A certified nurse-midwife (CNM) is an advance-practice registered nurse (RN). He or she has received additional training delivering babies and providing prenatal and postpartum care to women. A CNM works closely with a doctor or team of doctors to address specifics about a particular pregnancy, and labor and delivery. Often a CNM delivers babies.

A certified midwife can provide many types of information to a pregnant woman, such as guidance with nutrition and exercise, ways to deal with pregnancy discomforts, tips for managing weight gain, dealing with various pregnancy problems and discussions of different methods of pain relief for labor and delivery. A CNM can also address issues of family planning and birth control and other gynecological care, including breast exams, Pap smears and other screenings. A CNM can prescribe medications; each state has their own specific requirements.

A nurse practitioner is also an advance-practice registered nurse (RN). He or she has received additional training providing prenatal and postpartum care to women. A nurse practitioner may work with a doctor or work independently to address specifics about a woman’s pregnancy, and labor and delivery.

A nurse practitioner can provide many types of information to a pregnant woman, such as guidance with nutrition and exercise, ways to deal with pregnancy discomforts, tips for managing weight gain, dealing with various pregnancy problems and discussions of different methods of pain relief for labor and delivery. He or she can also address issues of family planning and birth control and other gynecological care, including breast exams, Pap smears and other screenings. In some cases, a nurse practitioner may prescribe medications or provide pain relief during labor and delivery (as a certified registered nurse anesthetist [CRNA]).

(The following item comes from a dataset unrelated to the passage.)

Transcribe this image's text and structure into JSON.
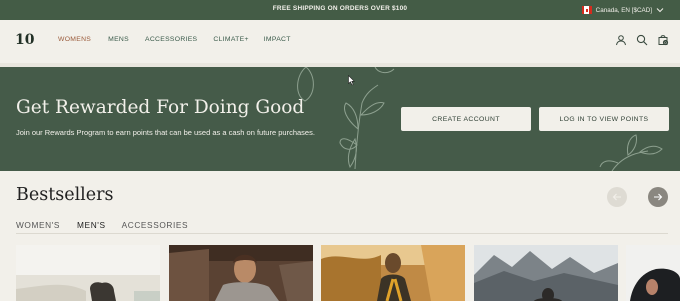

A physician assistant (PA) is a qualified healthcare professional who may take care of you during pregnancy. He or she is licensed to practice medicine in association with a licensed doctor. In a normal, uncomplicated pregnancy, many or most of your prenatal visits may be with a PA, not the doctor. This may include labor and delivery. Most women find this is a good thing—often these healthcare providers have more time to spend with you answering questions and addressing your concerns.

A PA’s focus is to provide many health-care services traditionally done by a doctor. They care for people who have conditions (pregnancy is a condition they see women for), diagnose and treat illnesses, order and interpret tests, counsel on preventive health care, perform some procedures, assist in surgery, write prescriptions and do physical exams. A PA is not a medical assistant, who performs administrative or simple clinical tasks.

We are fortunate to have these dedicated professionals working in OB/GYN practices and clinics. The care they provide is crucial to the medical community and makes quality medical care for women something every woman can look forward to.

7. Exercise for Week 22

Lie on your left side on the sofa, with your left knee bent. Bend your left arm, and place it under your head. Lower your right foot to the floor while keeping your leg straight. Hold for 10 seconds, then lift the straightened leg to a 45° angle; hold for 5 seconds. Do 5 complete repetitions with each leg. Helps ease sciatica; strengthens hips and upper buttocks muscles.